# Fast and exact Geodesics on meshes, Backtracking confusion

The following is an excerpt from a 2005 paper on geodesics on triangular meshes, taken from section 3.5 In this case $$p$$ is a point on some arbitrary face in a mesh, $$p'$$ is a point on one of the 3 edges in the triangle and $$D(p')$$ is the geodesic distance to that point.

I am very confused as to how this minimization is achieved. The paper doesn't go into detail, so I assume it's trivial, but I am not seeing the solution of the top of my head.

Given an arbitrary interval (segment) the shortest point to it is either the orthogonal projection of the point $$p$$ onto the segment or one of the end points of the segment (depending on where $$p$$ is located with respect to the segment).

However, this is not necessarily the point that minimizes the expression $$||p - p'|| + D(p')$$ or in other words, $$p'$$ is not, in general, the orthogonal projection of $$p$$ onto the segment.

The only algorithm I have is to naively check epsilon offsets along the segment and picking the shortest one. There has to be a better way than that.

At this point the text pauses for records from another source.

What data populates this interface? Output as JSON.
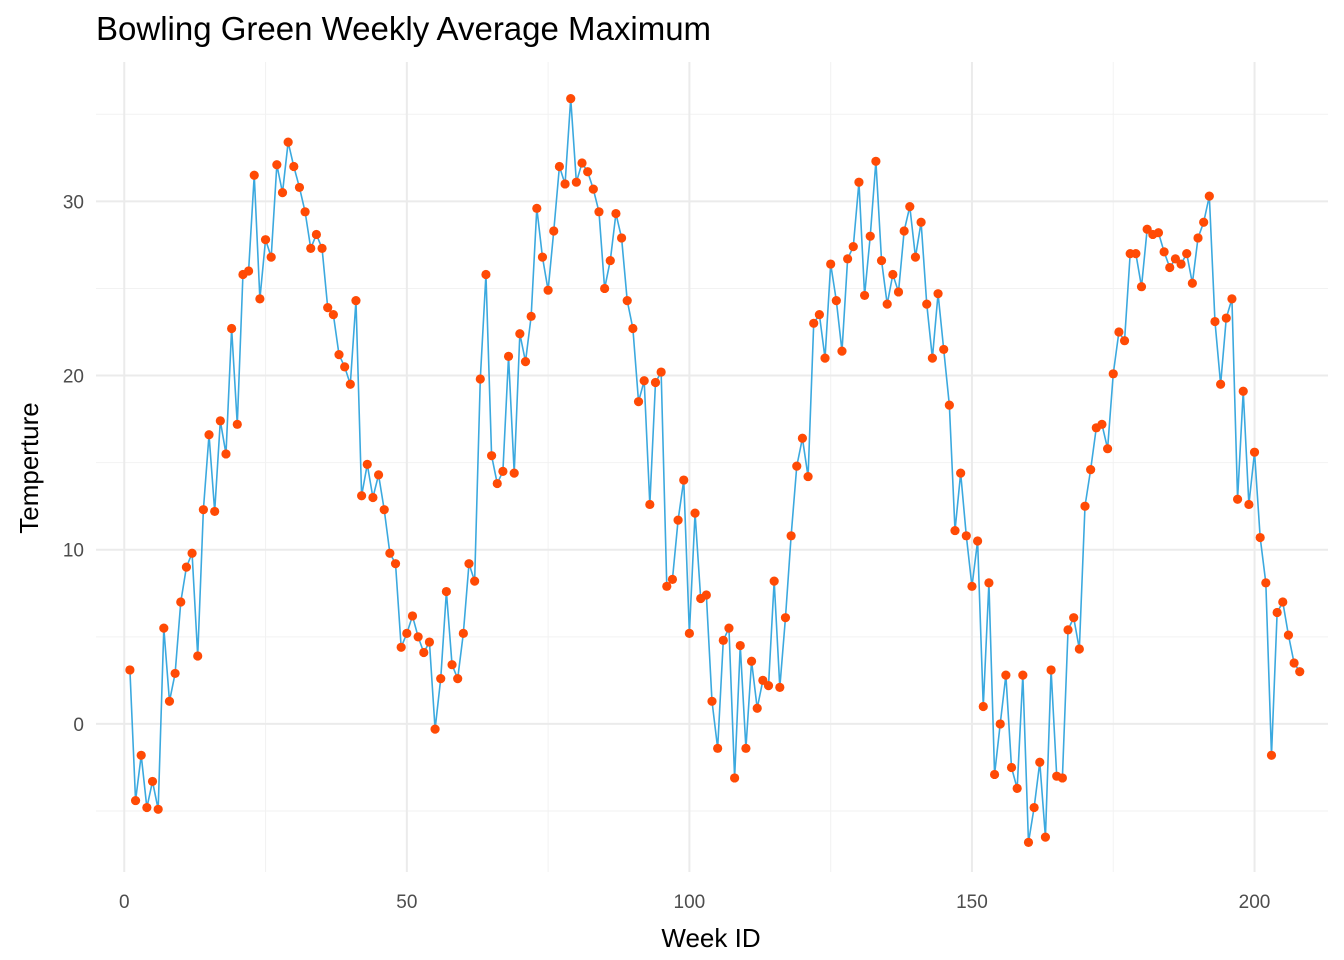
{
  "chart_data": {
    "type": "line",
    "title": "Bowling Green Weekly Average Maximum",
    "xlabel": "Week ID",
    "ylabel": "Temperture",
    "xlim": [
      -5,
      213
    ],
    "ylim": [
      -8.5,
      38
    ],
    "x_ticks": [
      0,
      50,
      100,
      150,
      200
    ],
    "y_ticks": [
      0,
      10,
      20,
      30
    ],
    "grid": true,
    "line_color": "#3ba9df",
    "point_color": "#ff4a05",
    "series": [
      {
        "values": [
          3.1,
          -4.4,
          -1.8,
          -4.8,
          -3.3,
          -4.9,
          5.5,
          1.3,
          2.9,
          7.0,
          9.0,
          9.8,
          3.9,
          12.3,
          16.6,
          12.2,
          17.4,
          15.5,
          22.7,
          17.2,
          25.8,
          26.0,
          31.5,
          24.4,
          27.8,
          26.8,
          32.1,
          30.5,
          33.4,
          32.0,
          30.8,
          29.4,
          27.3,
          28.1,
          27.3,
          23.9,
          23.5,
          21.2,
          20.5,
          19.5,
          24.3,
          13.1,
          14.9,
          13.0,
          14.3,
          12.3,
          9.8,
          9.2,
          4.4,
          5.2,
          6.2,
          5.0,
          4.1,
          4.7,
          -0.3,
          2.6,
          7.6,
          3.4,
          2.6,
          5.2,
          9.2,
          8.2,
          19.8,
          25.8,
          15.4,
          13.8,
          14.5,
          21.1,
          14.4,
          22.4,
          20.8,
          23.4,
          29.6,
          26.8,
          24.9,
          28.3,
          32.0,
          31.0,
          35.9,
          31.1,
          32.2,
          31.7,
          30.7,
          29.4,
          25.0,
          26.6,
          29.3,
          27.9,
          24.3,
          22.7,
          18.5,
          19.7,
          12.6,
          19.6,
          20.2,
          7.9,
          8.3,
          11.7,
          14.0,
          5.2,
          12.1,
          7.2,
          7.4,
          1.3,
          -1.4,
          4.8,
          5.5,
          -3.1,
          4.5,
          -1.4,
          3.6,
          0.9,
          2.5,
          2.2,
          8.2,
          2.1,
          6.1,
          10.8,
          14.8,
          16.4,
          14.2,
          23.0,
          23.5,
          21.0,
          26.4,
          24.3,
          21.4,
          26.7,
          27.4,
          31.1,
          24.6,
          28.0,
          32.3,
          26.6,
          24.1,
          25.8,
          24.8,
          28.3,
          29.7,
          26.8,
          28.8,
          24.1,
          21.0,
          24.7,
          21.5,
          18.3,
          11.1,
          14.4,
          10.8,
          7.9,
          10.5,
          1.0,
          8.1,
          -2.9,
          0.0,
          2.8,
          -2.5,
          -3.7,
          2.8,
          -6.8,
          -4.8,
          -2.2,
          -6.5,
          3.1,
          -3.0,
          -3.1,
          5.4,
          6.1,
          4.3,
          12.5,
          14.6,
          17.0,
          17.2,
          15.8,
          20.1,
          22.5,
          22.0,
          27.0,
          27.0,
          25.1,
          28.4,
          28.1,
          28.2,
          27.1,
          26.2,
          26.7,
          26.4,
          27.0,
          25.3,
          27.9,
          28.8,
          30.3,
          23.1,
          19.5,
          23.3,
          24.4,
          12.9,
          19.1,
          12.6,
          15.6,
          10.7,
          8.1,
          -1.8,
          6.4,
          7.0,
          5.1,
          3.5,
          3.0
        ]
      }
    ]
  }
}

I have drawn a diagram on Geogebra to show the problem: $$\overline{BA}$$ is the segment, $$C$$ is the point we are looking to minimize the distance from. $$D$$ is the frontier point, which is the orthogonal projection of the Geodesic source (the source point of all geodesics in the mesh), $$E$$ is the orthogonal projection of $$C$$ onto $$\overline{BA}$$. Clearly the optimal point is somewhere between $$E$$ and $$D$$ but I don't know how to find it.

• Doesn't 4.3 and onwards deal with this? It's probably also a good idea to consider: code.google.com/archive/p/geodesic/wikis/ExactGeodesic.wiki Jul 4, 2020 at 7:08
• Unfortunately section 4, section 4,3 included deals with their approximating method, however I need to use the exact geodesic, not the approximation. Those notes are indeed interesting, but they don't seem to address the problem I am currently facing, at minimum not explicitly. I have a hypothesis as to what the proper way to do this is, I am testing it right now, if successful I will answer my own question. Jul 4, 2020 at 20:03

The solution I found to this problem is to ALWAYS intersect the edge. In other words the distance to the geodesic source $$v$$ from a point $$p$$ is $$||v-p'|| + ||p - p'||$$ where $$p'$$ is the intersection of the line $$\overline{vp}$$ with the current edge. In cases where $$p'$$ is "behind" $$p$$ with respect to $$v$$ we set the distance to the edge to be infinity.